Toujours dans le cadre des enjeux autour de la propriété intellectuelle, se pose la question des droits d’auteurs. En effet, si ChatGPT peut générer des documents, il s’inspire de contenus existants qui peuvent être protégés par des droits d’auteur ou être sous licence. Par exemple, si un développeur décide de s’appuyer sur l’aide de ChatGPT pour créer du code pour son projet de développement, l’outil va puiser des informations dans sa base de données constituée en partie sur des bibliothèques open-source. Le développeur intègre alors le nouveau code que ChatGPT a généré dans la solution qu’il développe pour le compte de son entreprise. Dès lors, cela pourrait mettre cette dernière en infraction car cela pourrait constituer une violation des licences Open Source Software (OSS). Notons également un dernier détail intéressant mentionné dans les conditions d’utilisation : ChatGPT ne doit pas être utilisé pour le développement d’une autre IA. De ce fait, si un développeur ne respecte pas cette condition, cela pourrait compromettre le développement de cette nouvelle intelligence artificielle, surtout si l’entreprise est spécialisée dans le domaine des technologies.

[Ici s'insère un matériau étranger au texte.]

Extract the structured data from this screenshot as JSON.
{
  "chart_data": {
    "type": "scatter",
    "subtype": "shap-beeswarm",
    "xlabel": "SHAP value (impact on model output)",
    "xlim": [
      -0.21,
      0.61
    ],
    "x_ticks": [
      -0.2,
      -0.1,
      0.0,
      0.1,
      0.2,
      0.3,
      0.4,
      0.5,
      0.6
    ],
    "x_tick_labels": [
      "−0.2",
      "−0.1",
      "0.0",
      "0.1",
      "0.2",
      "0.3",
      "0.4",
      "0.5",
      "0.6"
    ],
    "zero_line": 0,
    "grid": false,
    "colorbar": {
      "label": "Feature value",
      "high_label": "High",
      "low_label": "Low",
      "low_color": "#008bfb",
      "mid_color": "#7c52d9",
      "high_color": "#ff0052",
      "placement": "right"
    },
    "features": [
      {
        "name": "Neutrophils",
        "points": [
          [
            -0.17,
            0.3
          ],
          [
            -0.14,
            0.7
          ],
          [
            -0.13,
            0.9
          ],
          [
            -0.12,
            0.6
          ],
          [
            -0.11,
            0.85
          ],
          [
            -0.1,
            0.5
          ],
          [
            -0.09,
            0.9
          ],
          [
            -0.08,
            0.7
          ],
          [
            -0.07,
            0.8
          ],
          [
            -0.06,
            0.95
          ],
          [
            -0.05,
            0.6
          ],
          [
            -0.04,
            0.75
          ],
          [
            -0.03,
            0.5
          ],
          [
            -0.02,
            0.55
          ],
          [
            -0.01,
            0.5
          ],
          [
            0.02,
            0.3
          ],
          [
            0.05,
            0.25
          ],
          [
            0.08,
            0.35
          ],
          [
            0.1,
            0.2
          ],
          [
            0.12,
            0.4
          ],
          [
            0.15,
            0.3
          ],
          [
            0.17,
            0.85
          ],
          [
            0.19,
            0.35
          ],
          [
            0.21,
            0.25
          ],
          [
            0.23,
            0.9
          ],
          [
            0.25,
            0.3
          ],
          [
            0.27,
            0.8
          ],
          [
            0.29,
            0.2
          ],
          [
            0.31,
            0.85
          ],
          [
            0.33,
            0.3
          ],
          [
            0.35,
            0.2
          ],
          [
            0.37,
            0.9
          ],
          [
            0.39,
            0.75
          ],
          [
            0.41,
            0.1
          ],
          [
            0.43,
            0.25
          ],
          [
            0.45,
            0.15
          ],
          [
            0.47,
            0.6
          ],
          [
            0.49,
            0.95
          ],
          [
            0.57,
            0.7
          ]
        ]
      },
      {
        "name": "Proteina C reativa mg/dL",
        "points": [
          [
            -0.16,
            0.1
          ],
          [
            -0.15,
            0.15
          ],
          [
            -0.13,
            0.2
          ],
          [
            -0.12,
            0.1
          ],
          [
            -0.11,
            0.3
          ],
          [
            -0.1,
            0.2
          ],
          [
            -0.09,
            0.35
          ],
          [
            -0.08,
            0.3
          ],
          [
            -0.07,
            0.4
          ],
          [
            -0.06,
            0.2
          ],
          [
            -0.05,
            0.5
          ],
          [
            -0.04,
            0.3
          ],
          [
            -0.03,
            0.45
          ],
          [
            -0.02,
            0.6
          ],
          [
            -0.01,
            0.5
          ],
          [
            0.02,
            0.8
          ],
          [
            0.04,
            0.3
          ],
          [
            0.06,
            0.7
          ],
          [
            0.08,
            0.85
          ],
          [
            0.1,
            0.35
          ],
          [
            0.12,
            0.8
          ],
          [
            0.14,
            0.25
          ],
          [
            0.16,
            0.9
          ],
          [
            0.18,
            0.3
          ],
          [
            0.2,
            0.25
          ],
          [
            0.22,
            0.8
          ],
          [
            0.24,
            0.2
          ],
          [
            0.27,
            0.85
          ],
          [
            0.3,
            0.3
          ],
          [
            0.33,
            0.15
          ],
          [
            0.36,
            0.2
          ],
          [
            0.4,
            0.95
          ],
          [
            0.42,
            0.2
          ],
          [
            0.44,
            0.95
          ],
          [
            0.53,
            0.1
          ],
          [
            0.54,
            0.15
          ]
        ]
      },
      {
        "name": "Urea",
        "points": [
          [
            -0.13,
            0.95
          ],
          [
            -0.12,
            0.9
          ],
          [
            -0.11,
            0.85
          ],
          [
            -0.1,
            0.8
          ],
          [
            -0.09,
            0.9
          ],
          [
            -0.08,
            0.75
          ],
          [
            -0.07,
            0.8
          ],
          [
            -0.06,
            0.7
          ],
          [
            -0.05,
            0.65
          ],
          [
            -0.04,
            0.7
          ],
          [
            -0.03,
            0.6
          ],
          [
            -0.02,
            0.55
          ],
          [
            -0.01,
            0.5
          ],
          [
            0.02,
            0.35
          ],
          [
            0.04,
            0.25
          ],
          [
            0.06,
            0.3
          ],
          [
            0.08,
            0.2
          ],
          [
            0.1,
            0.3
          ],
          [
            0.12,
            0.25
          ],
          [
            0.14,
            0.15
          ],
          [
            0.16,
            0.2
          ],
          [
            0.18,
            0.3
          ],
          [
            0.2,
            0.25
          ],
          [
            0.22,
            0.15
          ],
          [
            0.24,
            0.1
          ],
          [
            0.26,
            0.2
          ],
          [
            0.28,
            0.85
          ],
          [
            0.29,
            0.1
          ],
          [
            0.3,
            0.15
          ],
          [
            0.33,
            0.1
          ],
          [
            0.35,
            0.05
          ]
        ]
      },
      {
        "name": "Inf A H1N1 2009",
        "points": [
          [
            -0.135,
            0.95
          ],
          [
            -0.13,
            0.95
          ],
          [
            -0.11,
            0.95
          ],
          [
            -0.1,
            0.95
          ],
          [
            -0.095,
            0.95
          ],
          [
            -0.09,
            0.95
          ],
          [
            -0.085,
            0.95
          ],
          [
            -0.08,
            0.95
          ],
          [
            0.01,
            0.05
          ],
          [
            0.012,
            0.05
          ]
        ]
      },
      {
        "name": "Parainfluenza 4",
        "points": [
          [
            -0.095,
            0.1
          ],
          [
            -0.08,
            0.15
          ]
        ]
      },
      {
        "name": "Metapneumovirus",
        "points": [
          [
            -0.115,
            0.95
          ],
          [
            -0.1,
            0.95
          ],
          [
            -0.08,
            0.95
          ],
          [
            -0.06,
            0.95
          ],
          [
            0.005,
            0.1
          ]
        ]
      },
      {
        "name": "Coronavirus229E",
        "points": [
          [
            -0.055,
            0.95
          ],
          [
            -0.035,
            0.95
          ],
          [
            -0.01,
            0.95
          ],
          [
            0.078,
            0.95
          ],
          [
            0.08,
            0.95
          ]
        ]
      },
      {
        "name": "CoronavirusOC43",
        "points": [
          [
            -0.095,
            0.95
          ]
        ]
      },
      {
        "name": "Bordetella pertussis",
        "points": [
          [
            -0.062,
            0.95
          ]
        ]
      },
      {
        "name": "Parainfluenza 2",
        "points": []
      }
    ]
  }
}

Garder un œil sur la confidentialité des chatbots d’IA
Actuellement, ChatGPT met en garde ses utilisateurs sur la transmission ou la saisie d’informations sensibles ou personnelles, telles que les noms ou les adresses mails. Cependant, on ignore comment les créateurs de cet outil se conforment aux lois internationales sur la protection de la vie privée, ou si des contrôles appropriés sont mis en place pour protéger les données personnelles et respecter les droits des individus à l’égard de leurs données. C’est notamment sur ce point que les autorités italiennes ont justifié le bannissement temporaire de la plateforme, jusqu’à ce que des gages de conformité et contrôle leur soient apportés.
L’intégration des données personnelles au sein d’un système d’IA générative ouvre la porte à une utilisation abusive de ces données sensibles. De surcroît, cela pourrait nuire profondément à la réputation de l’entreprise qui accapare et utilise ces informations sans avoir obtenu le consentement des personnes concernées. À l’inverse, l’utilisation de données personnelles de façon incontrôlée peut briser la confiance des personnes qui ont fourni leurs informations, et être une preuve flagrante du non-respect des engagements de l’entreprise sur la protection de la vie privée (que ce soit celle de ses salariés, clients ou partenaires).
Les entreprises devraient donc évaluer si ChatGPT et les autres outils d’IA dans la même lignée, peuvent être utilisés en toute sécurité. L’adoption de ce type de technologies de pointe peut certainement favoriser les activités d’une entreprise, mais les nouvelles plateformes doivent toujours être évaluées en fonction des risques potentiels.